The animation industry in India, today stands at Rs 12 billion, and is projected to grow to Rs 42 billion by 2009. Animation company in India is currently riding on two key factors – a large base of highly skilled labour, and low cost of production. While the industry is gaining prominence steadily, several important factors such as the government’s role in supporting the animation industry, producing original content locally, and the importance of training, will steer the industry to greater heights. .
A study by NASSCOM forecasts that the global animation market will generate revenues worth $50-70 billion by 2005. Animation production from Indian producers is expected to go up from $0.6 billion in 2001 to $ 1.5 billion by 2005.

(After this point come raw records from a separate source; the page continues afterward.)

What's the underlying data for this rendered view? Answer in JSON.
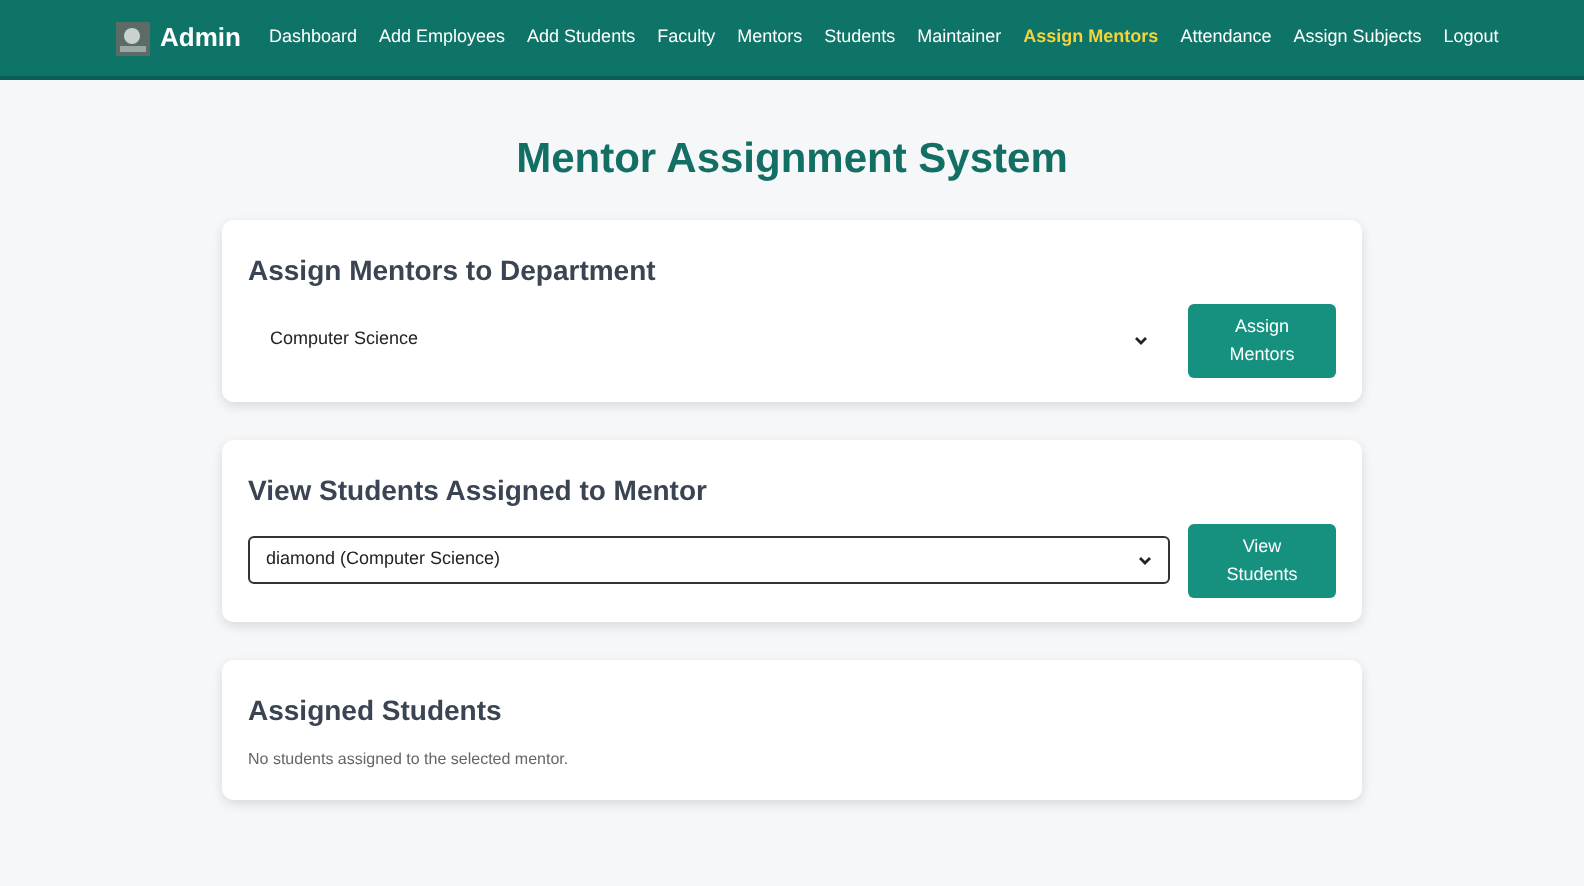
{
  "navbar": {
    "brand": "Admin",
    "items": [
      {
        "label": "Dashboard",
        "selected": false
      },
      {
        "label": "Add Employees",
        "selected": false
      },
      {
        "label": "Add Students",
        "selected": false
      },
      {
        "label": "Faculty",
        "selected": false
      },
      {
        "label": "Mentors",
        "selected": false
      },
      {
        "label": "Students",
        "selected": false
      },
      {
        "label": "Maintainer",
        "selected": false
      },
      {
        "label": "Assign Mentors",
        "selected": true
      },
      {
        "label": "Attendance",
        "selected": false
      },
      {
        "label": "Assign Subjects",
        "selected": false
      },
      {
        "label": "Logout",
        "selected": false
      }
    ]
  },
  "page_title": "Mentor Assignment System",
  "cards": [
    {
      "kind": "form",
      "title": "Assign Mentors to Department",
      "select": {
        "value": "Computer Science",
        "focused": false
      },
      "button": [
        "Assign",
        "Mentors"
      ]
    },
    {
      "kind": "form",
      "title": "View Students Assigned to Mentor",
      "select": {
        "value": "diamond (Computer Science)",
        "focused": true
      },
      "button": [
        "View",
        "Students"
      ]
    },
    {
      "kind": "message",
      "title": "Assigned Students",
      "message": "No students assigned to the selected mentor."
    }
  ]
}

Animated feature films in India may finally be coming of age — song, dance, stars and all. It started small. Standing high atop his animation studio empire, Walt Disney famously said, “I hope we don’t lose sight of one thing — that it was all started by a mouse.” Cut to Diwali 2005, along with the blockbuster releases starring assorted Kapoors, Khans and Kumar’s, there was an ambitious animated film called Hanuman. It had no stars and was ostensibly meant for children, but it went on to generate returns that the rest of the season’s releases would envy. More significantly perhaps, it opened a door, spawning a generation of producers, who saw an untapped market in the Indian film space.
Film producers are ushering in a wave of animation and special effects based movies to cash in on the passion for visual fantasy of a younger audience.